Depois dos graves confrontos das últimas semanas e um ensaio de trégua, a pauta da semana do Supremo Tribunal Federal (STF) será melindrosa para o presidente Jair Bolsonaro. Existem pelo menos quatro temas em análise que afetam diretamente o governo. Três processos já vinham em andamento, um quarto entrou na semana passada. 

Estão na pauta, a partir da quarta-feira, a continuidade do julgamento do marco temporal das terras indígenas, o pagamento de precatórios e os decretos que flexibilizam a posse de armas. Além disso, a ministra Rosa Weber deu prazo de oito dias para o governo explicar a Medida Provisória (MP) que impede os provedores de retirar das redes fake news sem a apresentação de justa causa.

Todos esses temas são caríssimos ao governo. O presidente Bolsonaro disse, na última semana, que se não for aprovado um marco temporal para demarcação de terras indígenas vai acabar com o agronegócio. Ou seja, o assunto é do extremo interesse de um setor da economia que continua dando total apoio ao presidente. O caso explica o apoio de ruralistas à pauta de impeachment de ministros do STF.  

A causa dos precatórios é de vital importância para o governo. O valor a ser pago em 2022 está estimado em R$89,1 bilhões. Precatórios são dívidas do governo em causas já julgadas pela Justiça. O ministro Paulo Guedes alega que não existem recursos para os precatórios. O governo quer parcelar a dívida em 10 anos, mas precisa do aval do STF.  

Outro tema do máximo interesse de Bolsonaro são os decretos que flexibilizam a posse de armas. O STF analisa pedidos para a suspensão de quatro decretos presidenciais que foram emitidos para atender compromissos da campanha eleitoral. 

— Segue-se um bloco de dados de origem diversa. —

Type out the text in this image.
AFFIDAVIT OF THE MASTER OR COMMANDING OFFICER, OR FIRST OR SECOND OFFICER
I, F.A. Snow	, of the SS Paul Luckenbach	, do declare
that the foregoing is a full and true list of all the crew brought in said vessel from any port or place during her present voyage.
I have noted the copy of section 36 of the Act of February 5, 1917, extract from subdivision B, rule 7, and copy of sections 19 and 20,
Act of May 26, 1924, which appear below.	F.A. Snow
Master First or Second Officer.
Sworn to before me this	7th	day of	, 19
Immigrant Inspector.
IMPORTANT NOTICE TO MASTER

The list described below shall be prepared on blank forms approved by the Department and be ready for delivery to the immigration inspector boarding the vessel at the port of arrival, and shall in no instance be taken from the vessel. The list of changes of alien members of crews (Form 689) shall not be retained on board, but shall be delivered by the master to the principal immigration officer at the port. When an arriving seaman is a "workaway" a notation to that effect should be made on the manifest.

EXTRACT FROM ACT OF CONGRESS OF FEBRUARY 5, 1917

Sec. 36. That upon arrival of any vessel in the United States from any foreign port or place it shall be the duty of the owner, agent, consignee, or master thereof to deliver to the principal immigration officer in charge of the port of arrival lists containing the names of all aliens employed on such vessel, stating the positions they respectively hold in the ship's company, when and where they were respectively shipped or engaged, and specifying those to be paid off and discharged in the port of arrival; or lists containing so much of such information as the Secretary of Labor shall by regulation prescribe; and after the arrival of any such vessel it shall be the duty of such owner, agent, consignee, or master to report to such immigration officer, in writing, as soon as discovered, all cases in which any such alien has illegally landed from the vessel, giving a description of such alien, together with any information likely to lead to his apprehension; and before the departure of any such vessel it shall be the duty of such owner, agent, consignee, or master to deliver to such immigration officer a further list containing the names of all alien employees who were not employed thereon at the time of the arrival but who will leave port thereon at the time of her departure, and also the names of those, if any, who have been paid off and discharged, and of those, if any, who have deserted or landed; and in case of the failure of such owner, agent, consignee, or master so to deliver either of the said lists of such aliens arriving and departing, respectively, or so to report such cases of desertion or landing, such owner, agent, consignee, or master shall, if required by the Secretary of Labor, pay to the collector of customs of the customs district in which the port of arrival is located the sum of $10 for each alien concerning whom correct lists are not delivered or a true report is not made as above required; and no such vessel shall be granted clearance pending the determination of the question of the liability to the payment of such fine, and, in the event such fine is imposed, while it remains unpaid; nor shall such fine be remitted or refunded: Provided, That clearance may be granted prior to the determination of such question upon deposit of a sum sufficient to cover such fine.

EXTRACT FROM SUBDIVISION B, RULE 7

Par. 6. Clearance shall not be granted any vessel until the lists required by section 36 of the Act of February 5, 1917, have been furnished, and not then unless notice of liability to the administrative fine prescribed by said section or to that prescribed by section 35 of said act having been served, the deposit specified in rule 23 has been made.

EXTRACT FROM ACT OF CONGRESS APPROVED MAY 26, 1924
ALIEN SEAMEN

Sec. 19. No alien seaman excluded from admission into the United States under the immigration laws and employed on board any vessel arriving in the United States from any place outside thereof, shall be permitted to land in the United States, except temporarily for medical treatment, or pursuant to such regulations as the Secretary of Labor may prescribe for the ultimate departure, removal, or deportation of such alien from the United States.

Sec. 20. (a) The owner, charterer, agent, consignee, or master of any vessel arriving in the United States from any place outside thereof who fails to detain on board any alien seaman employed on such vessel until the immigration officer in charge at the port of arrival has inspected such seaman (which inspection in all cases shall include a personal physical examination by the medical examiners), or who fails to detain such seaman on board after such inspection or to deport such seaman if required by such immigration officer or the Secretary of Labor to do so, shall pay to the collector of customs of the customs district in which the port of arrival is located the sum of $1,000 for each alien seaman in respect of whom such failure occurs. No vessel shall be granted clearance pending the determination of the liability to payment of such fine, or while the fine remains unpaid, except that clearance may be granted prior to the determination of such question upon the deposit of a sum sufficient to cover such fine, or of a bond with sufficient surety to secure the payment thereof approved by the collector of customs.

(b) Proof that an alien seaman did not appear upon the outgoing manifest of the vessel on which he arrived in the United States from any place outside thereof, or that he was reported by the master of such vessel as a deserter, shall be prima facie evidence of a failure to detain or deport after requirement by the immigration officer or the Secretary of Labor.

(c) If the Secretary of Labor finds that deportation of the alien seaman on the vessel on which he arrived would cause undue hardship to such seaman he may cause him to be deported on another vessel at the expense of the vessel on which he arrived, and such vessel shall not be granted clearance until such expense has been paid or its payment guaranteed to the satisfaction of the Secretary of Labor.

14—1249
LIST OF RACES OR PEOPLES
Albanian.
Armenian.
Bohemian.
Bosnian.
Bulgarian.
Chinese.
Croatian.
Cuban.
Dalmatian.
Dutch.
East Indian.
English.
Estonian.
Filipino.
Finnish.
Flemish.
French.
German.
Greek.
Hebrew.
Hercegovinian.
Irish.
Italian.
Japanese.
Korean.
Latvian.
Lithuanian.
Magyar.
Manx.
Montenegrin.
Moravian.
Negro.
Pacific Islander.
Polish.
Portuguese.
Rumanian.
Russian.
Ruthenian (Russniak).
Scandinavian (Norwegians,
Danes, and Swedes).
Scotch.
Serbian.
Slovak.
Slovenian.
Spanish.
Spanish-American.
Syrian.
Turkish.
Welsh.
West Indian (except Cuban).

Além destes temas essenciais ao governo, alguns partidos pediram a suspensão da Medida Provisória (MP) das fake news, tema também de alto interesse do bolsonarismo. A alegação é que não existe relevância na matéria para justificar a urgência requerida para edição de Medidas Provisórias. 

Há uma expectativa para saber o que vai acontecer depois que Bolsonaro divulgou a Declaração à Nação na qual parece recuar de ataques ao ministro Alexandre Moraes.

Difícil entender como um governo com tantas e graves pendências no STF ainda compra uma briga com a cúpula do Poder Judiciário.  

A verdade é que, pelas pendências, grande parte do governo Bolsonaro está nas mãos dos ministros do STF.